Before we consider the effect Sir David Attenborough’s work has made on today’s society, it is important to investigate the culture of ‘raising awareness’.
This term has a negative connotation. Recently it has been more criticised than praised. The reason: sometimes awareness campaigns fail to provide solutions to a problem in discussion, leaving the people aware, willing but utterly confused about how to take action. These were the debates surrounding Sir David Attenborough’s three most recent works: Blue Planet, Blue Planet II and Climate Change – The Facts.
The aforementioned series are blockbusters in the UK. Most know Sir David and are well aware of the power and charisma that lingers around his persona. His decades-long career as a natural historian and documentarian is outstanding, almost unmatched in productivity and influence. His most current work is narrating and directing these three monumental and purely beautiful shows, taking the visual effects of nature documentaries to another level. And he achieves what these series are meant to achieve: they make people sit, rage, and care. Genuinely care, as mass death of an entire bat population with their corpses lying in the grass, baby seagulls dying from swallowed plastic toothpicks, and motion animations of football-pitch-sized lands disappearing underwater with people forced to flee (contributing to an emerging group of environmental refugees). This is indeed enraging.

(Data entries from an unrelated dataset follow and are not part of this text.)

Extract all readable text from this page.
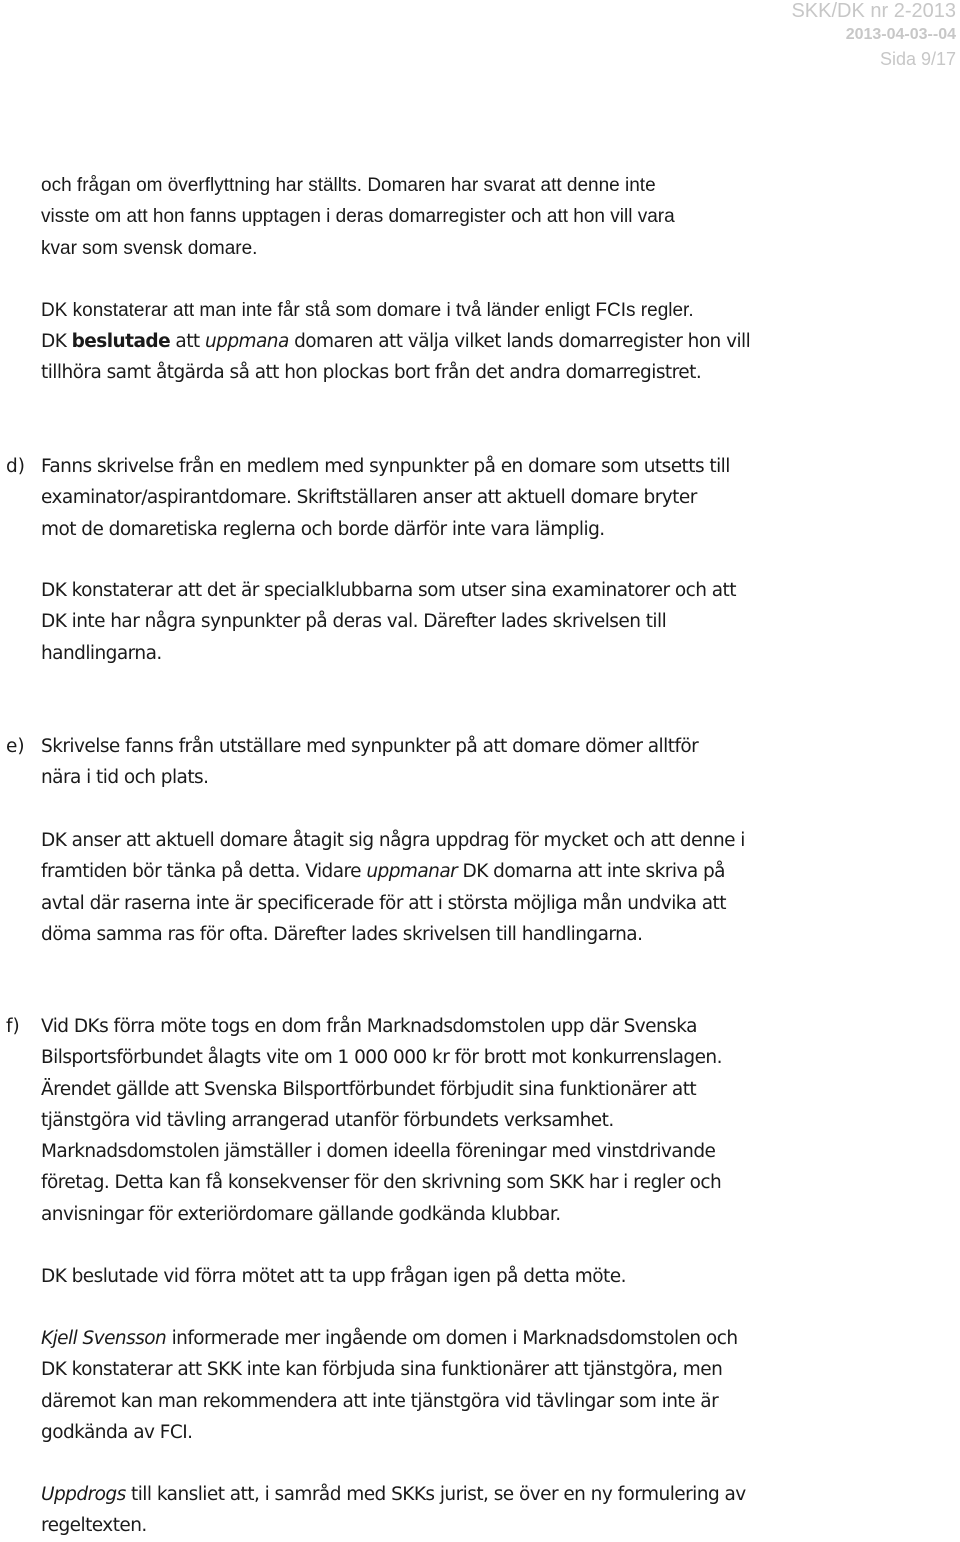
SKK/DK nr 2-2013
2013-04-03--04
Sida 9/17

och frågan om överflyttning har ställts. Domaren har svarat att denne inte
visste om att hon fanns upptagen i deras domarregister och att hon vill vara
kvar som svensk domare.

DK konstaterar att man inte får stå som domare i två länder enligt FCIs regler.

DK beslutade att uppmana domaren att välja vilket lands domarregister hon vill
tillhöra samt åtgärda så att hon plockas bort från det andra domarregistret.

d) Fanns skrivelse från en medlem med synpunkter på en domare som utsetts till
examinator/aspirantdomare. Skriftställaren anser att aktuell domare bryter
mot de domaretiska reglerna och borde därför inte vara lämplig.

DK konstaterar att det är specialklubbarna som utser sina examinatorer och att
DK inte har några synpunkter på deras val. Därefter lades skrivelsen till
handlingarna.

e) Skrivelse fanns från utställare med synpunkter på att domare dömer alltför
nära i tid och plats.

DK anser att aktuell domare åtagit sig några uppdrag för mycket och att denne i
framtiden bör tänka på detta. Vidare uppmanar DK domarna att inte skriva på
avtal där raserna inte är specificerade för att i största möjliga mån undvika att
döma samma ras för ofta. Därefter lades skrivelsen till handlingarna.

f) Vid DKs förra möte togs en dom från Marknadsdomstolen upp där Svenska
Bilsportsförbundet ålagts vite om 1 000 000 kr för brott mot konkurrenslagen.
Ärendet gällde att Svenska Bilsportförbundet förbjudit sina funktionärer att
tjänstgöra vid tävling arrangerad utanför förbundets verksamhet.
Marknadsdomstolen jämställer i domen ideella föreningar med vinstdrivande
företag. Detta kan få konsekvenser för den skrivning som SKK har i regler och
anvisningar för exteriördomare gällande godkända klubbar.

DK beslutade vid förra mötet att ta upp frågan igen på detta möte.

Kjell Svensson informerade mer ingående om domen i Marknadsdomstolen och
DK konstaterar att SKK inte kan förbjuda sina funktionärer att tjänstgöra, men
däremot kan man rekommendera att inte tjänstgöra vid tävlingar som inte är
godkända av FCI.

Uppdrogs till kansliet att, i samråd med SKKs jurist, se över en ny formulering av
regeltexten.
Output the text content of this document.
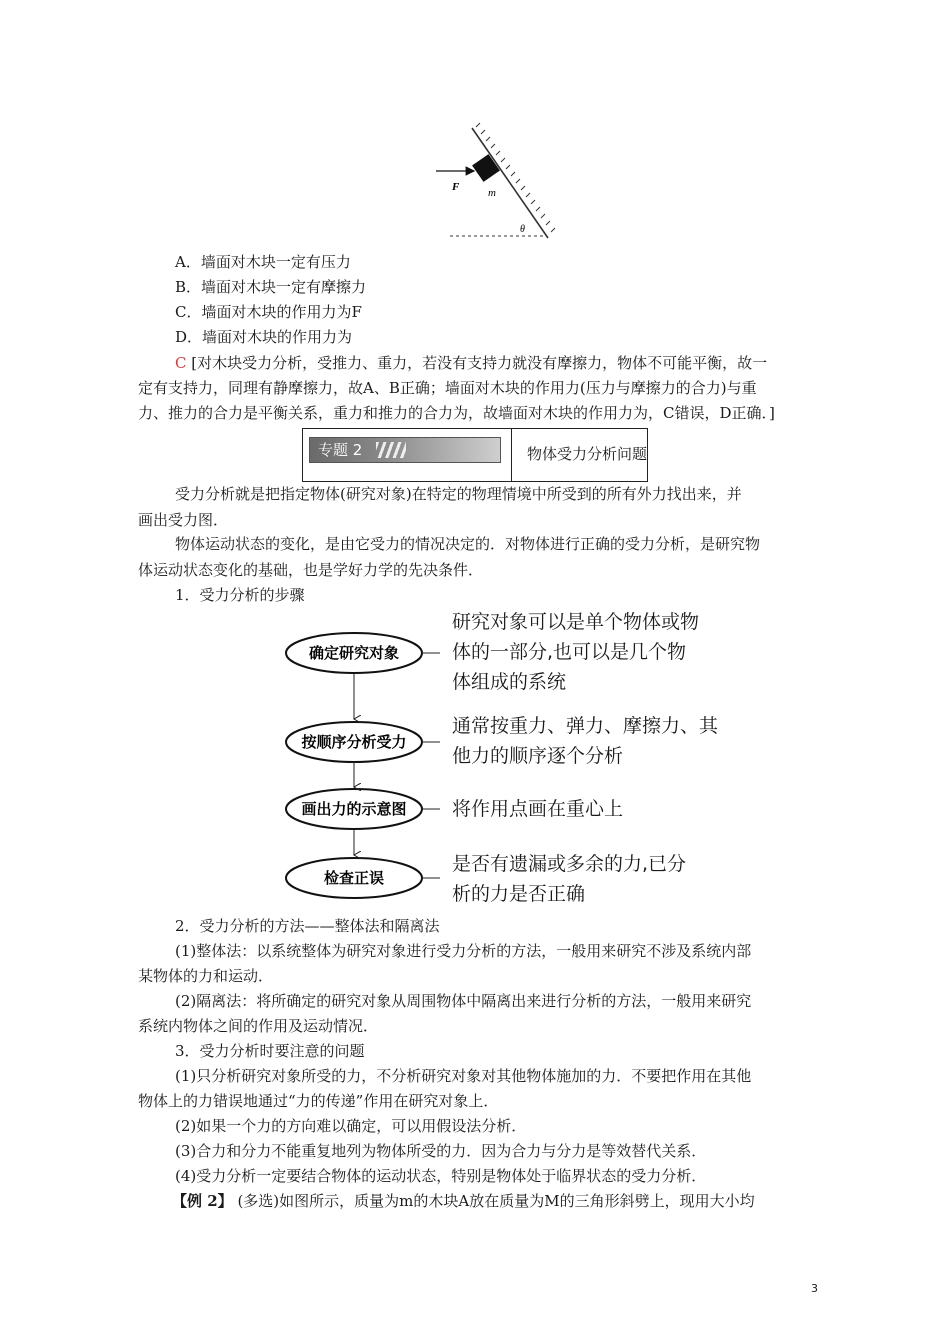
F	m
θ
A．墙面对木块一定有压力
B．墙面对木块一定有摩擦力
C．墙面对木块的作用力为F
D．墙面对木块的作用力为
C [对木块受力分析，受推力、重力，若没有支持力就没有摩擦力，物体不可能平衡，故一
定有支持力，同理有静摩擦力，故A、B正确；墙面对木块的作用力(压力与摩擦力的合力)与重
力、推力的合力是平衡关系，重力和推力的合力为，故墙面对木块的作用力为，C错误，D正确．]
专题 2	物体受力分析问题
受力分析就是把指定物体(研究对象)在特定的物理情境中所受到的所有外力找出来，并
画出受力图．
物体运动状态的变化，是由它受力的情况决定的．对物体进行正确的受力分析，是研究物
体运动状态变化的基础，也是学好力学的先决条件．
1．受力分析的步骤
确定研究对象
按顺序分析受力
画出力的示意图
检查正误
研究对象可以是单个物体或物
体的一部分,也可以是几个物
体组成的系统
通常按重力、弹力、摩擦力、其
他力的顺序逐个分析
将作用点画在重心上
是否有遗漏或多余的力,已分
析的力是否正确
2．受力分析的方法——整体法和隔离法
(1)整体法：以系统整体为研究对象进行受力分析的方法，一般用来研究不涉及系统内部
某物体的力和运动．
(2)隔离法：将所确定的研究对象从周围物体中隔离出来进行分析的方法，一般用来研究
系统内物体之间的作用及运动情况．
3．受力分析时要注意的问题
(1)只分析研究对象所受的力，不分析研究对象对其他物体施加的力．不要把作用在其他
物体上的力错误地通过“力的传递”作用在研究对象上．
(2)如果一个力的方向难以确定，可以用假设法分析．
(3)合力和分力不能重复地列为物体所受的力．因为合力与分力是等效替代关系．
(4)受力分析一定要结合物体的运动状态，特别是物体处于临界状态的受力分析．
【例 2】 (多选)如图所示，质量为m的木块A放在质量为M的三角形斜劈上，现用大小均
3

This is not like call-for-action campaigns for genocides or natural disasters, where the best viewers can do is donate. This is a phenomenon where people feel that their personal action would contribute to a significant change in the situation. The consequences of plastic waste, damage of economies that depend on fossil fuels and the environmental impact of meat production places the control into the hands of ‘ordinary’ people.
However, the ‘Blue Planet effect’ has been criticised for various reasons. Blue Planet raises awareness of plastic waste, portraying it as the single vilest tool of destruction in the hands of humans, whilst Climate Change – The Facts refers to the dangers of deforestation and usage of fossil fuels.
However, they fail to highlight the issues outside of these main aspects, such as workplace recycling and sorting out the proper disposal of waste other than plastic. Another criticism it receives is that it calls for awareness, but fails to give a detailed plan of action, specifics both for politicians and activists, or people who genuinely want to change and get involved yet don’t know how.
However, people did manage to take action. Since 2017 (the release of Blue Planet II), actions turned radical. An article on globalcitizen.org writes that 88 per cent of people claim that after watching the series they made a change in their plastic consumption and usage. Waitrose is set to replace single use plastic bags for loose fruit and vegetables to ones that can be compostable, and stopped using disposable coffee cups at the coffee stalls within their stores.
The BBC writes that The Houses of Parliament announced cutting emissions to almost zero by 2050. More than 50 per cent more people use reusable water bottles and metal straws than in 2017. One eighth of British people have become vegans or vegetarians and an even more significant number have become flexitarian. Millions of school children, joined by parents and teachers, took to the streets in mass climate protests three times this year.
The criticisms therefore only reveal how unrealistic expectations can be about the effects of these documentaries. The aim of their production was neither preaching, nor providing a handbook for reshaping the structure of societies built on using materials that walk us towards our own destruction.
The aim of these three series were touching people’s minds, encouraging them for research and collective action. And it did achieve it. In the last two years there has been nothing as unifying, visible and radical as the climate strikes of the last year, and Sir David Attenborough’s work contributed to this on a scale rarely seen before. His work became the starting point of a movement.